Somut olayda; davacı fazla mesai ve genel tatil ücreti alacaklarının ödenmemesi nedeniyle iş akdini haklı nedenle feshettiğini ileri sürmüştür. Davacı fazla mesai yaptığını ispat edemediğinden davacının fazla mesai ücreti talebi reddedilmiştir. Mahkemece davacının genel tatil ücreti alacaklarının ödenmemesi nedeniyle davacının iş akdini haklı nedenle feshettiği kabul edilmiştir.

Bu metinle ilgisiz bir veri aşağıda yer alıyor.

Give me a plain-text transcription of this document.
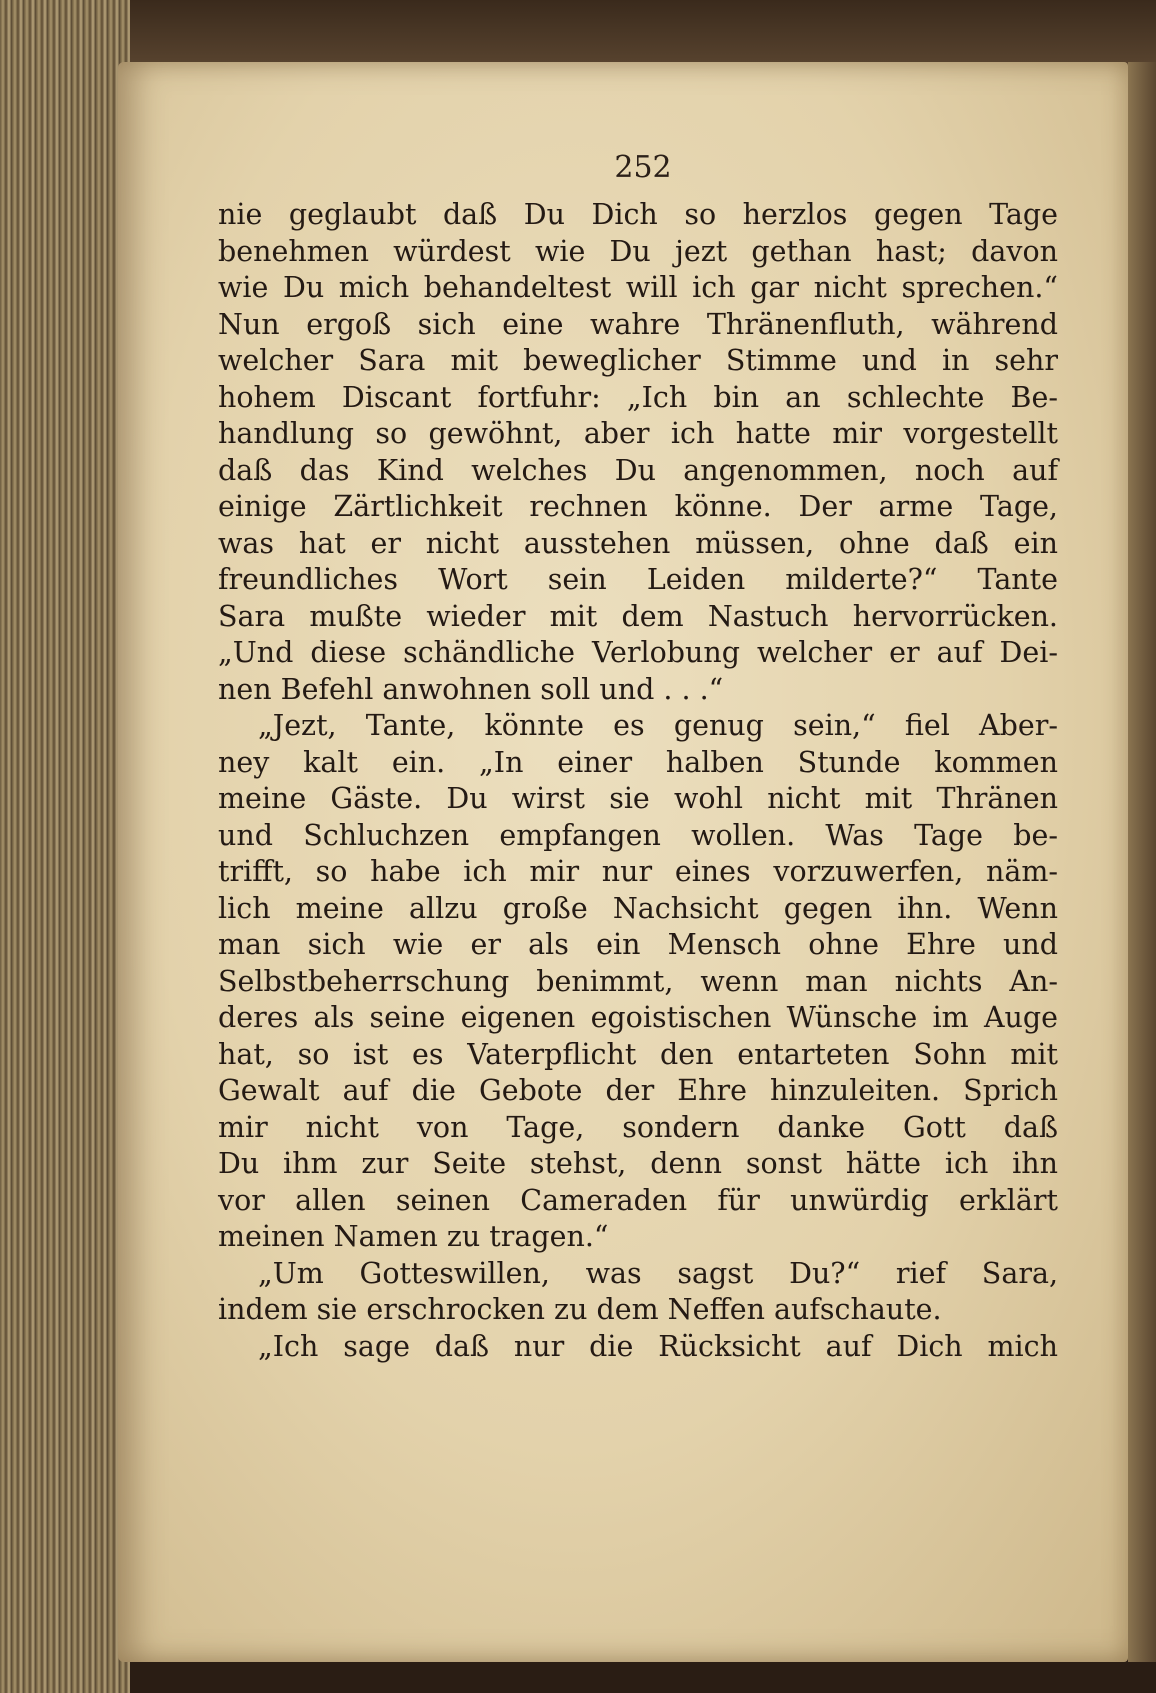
252
nie geglaubt daß Du Dich so herzlos gegen Tage
benehmen würdest wie Du jezt gethan hast; davon
wie Du mich behandeltest will ich gar nicht sprechen.“
Nun ergoß sich eine wahre Thränenfluth, während
welcher Sara mit beweglicher Stimme und in sehr
hohem Discant fortfuhr: „Ich bin an schlechte Be-
handlung so gewöhnt, aber ich hatte mir vorgestellt
daß das Kind welches Du angenommen, noch auf
einige Zärtlichkeit rechnen könne. Der arme Tage,
was hat er nicht ausstehen müssen, ohne daß ein
freundliches Wort sein Leiden milderte?“ Tante
Sara mußte wieder mit dem Nastuch hervorrücken.
„Und diese schändliche Verlobung welcher er auf Dei-
nen Befehl anwohnen soll und . . .“
„Jezt, Tante, könnte es genug sein,“ fiel Aber-
ney kalt ein. „In einer halben Stunde kommen
meine Gäste. Du wirst sie wohl nicht mit Thränen
und Schluchzen empfangen wollen. Was Tage be-
trifft, so habe ich mir nur eines vorzuwerfen, näm-
lich meine allzu große Nachsicht gegen ihn. Wenn
man sich wie er als ein Mensch ohne Ehre und
Selbstbeherrschung benimmt, wenn man nichts An-
deres als seine eigenen egoistischen Wünsche im Auge
hat, so ist es Vaterpflicht den entarteten Sohn mit
Gewalt auf die Gebote der Ehre hinzuleiten. Sprich
mir nicht von Tage, sondern danke Gott daß
Du ihm zur Seite stehst, denn sonst hätte ich ihn
vor allen seinen Cameraden für unwürdig erklärt
meinen Namen zu tragen.“
„Um Gotteswillen, was sagst Du?“ rief Sara,
indem sie erschrocken zu dem Neffen aufschaute.
„Ich sage daß nur die Rücksicht auf Dich mich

Hükme esas alınan bilirkişi raporunda davacı tanıklarının beyanlarına göre Ocak 2008, Nisan 2008, Ekim 2008 ve Aralık 2008 aylarında yaptığı genel tatil ücreti alacaklarının ödenmediği ya da eksik ödendiği kabul edilerek hesaplama yapılmıştır. Ancak davalı tarafça dosyaya sunulan davacıya ait sağlık raporuna göre davacının 26.09.2008-05.10.2008 tarihleri arasında raporlu olduğu anlaşılmaktadır. 2008 yılında Ramazan Bayramının 30.09.2008-02.10.2008 tarihlerine denk geldiği, bu nedenle davacının raporlu olduğu tarihlere denk gelen Ramazan Bayramında çalıştığı kabul edilerek hesaplama yapılması hatalıdır. Ayrıca davacının 28 Ekim 2008 tarihinde yarım gün ve 29 Ekim 2008 tarihinde tam gün çalıştığı davalının kabulünde olmakla birlikte davacının belirtilen sağlık raporunu geç ulaştırması nedeniyle Eylül ayında yapılan fazla ödemenin 2008 Ekim ayı ücretinden mahsup edildiği, bu nedenle 28 ve 29 Ekim 2008 tarihleri için ek tahakkuk yapılmadığı savunulmakta olup davalının bu savunması sağlık raporu, ücret bordrosu ve çalışma çizelgeleri ile desteklenmektedir. Bilirkişi raporunda yine davacının 2008 Aralık ayında Kurban Bayramında çalıştığı yarım günün ücretinin ödenmediği kabul edilmiş ise de Aralık 2008 bordrosu ile davacıya 3,5 günlük genel tatil ücreti ödendiği, bordronun davacı tarafından ihtirazi kayıt konmadan imzalandığı, bu nedenle davacının 2008 Aralık ayında tanık beyanlarına göre yarım gün daha genel tatil çalışması yaptığı kabul edilerek hesaplama yapılması hatalıdır. Vardiya çizelgelerinde davacının imzası olmasa bile vardiya çizelgeleri sağlık raporu ve ücret bordroları ile desteklenmektedir. Davacının davalı işyerinde çalıştığı süre 27.09.2007-12.09.2011 tarihleri arası olup davacının çalışma süresi boyunca hesaplama yapılan belirtilen aylar dışında genel tatil ücretinin tahakkuk ettirildiği anlaşılmaktadır. Yukarıda açıklanan nedenlerle davacının Ekim 2008 ve Aralık 2008 aylarında işverence ödenen dışında genel tatil ücretine hak kazanmadığı sabittir. Bilirkişi raporunda hesaplama yapılan 1 Ocak 2008 ve 23 Nisan 2008 tarihlerinde davacının çalıştığına dair kabul, tanıkların genel anlatımlarına dayalı olup başka bir delille desteklenmemektedir. Genel tanık beyanlarına göre davacının iki günlük çalışması nedeniyle genel tatil ücretinin ödenmediği, bu nedenle de davacı tarafça yapılan feshin haklı olduğunun kabul edilmesi hatalıdır. Davanın reddine karar verilmesi gerekirken kabulüne karar verilmesi bozmayı gerektirmiştir.
SONUÇ: Temyiz olunan kararın, yukarıda açıklanan nedenle BOZULMASINA, peşin alınan temyiz harcının istek halinde davalıya iadesine, 11.03.2015 tarihinde oybirliğiyle karar verildi.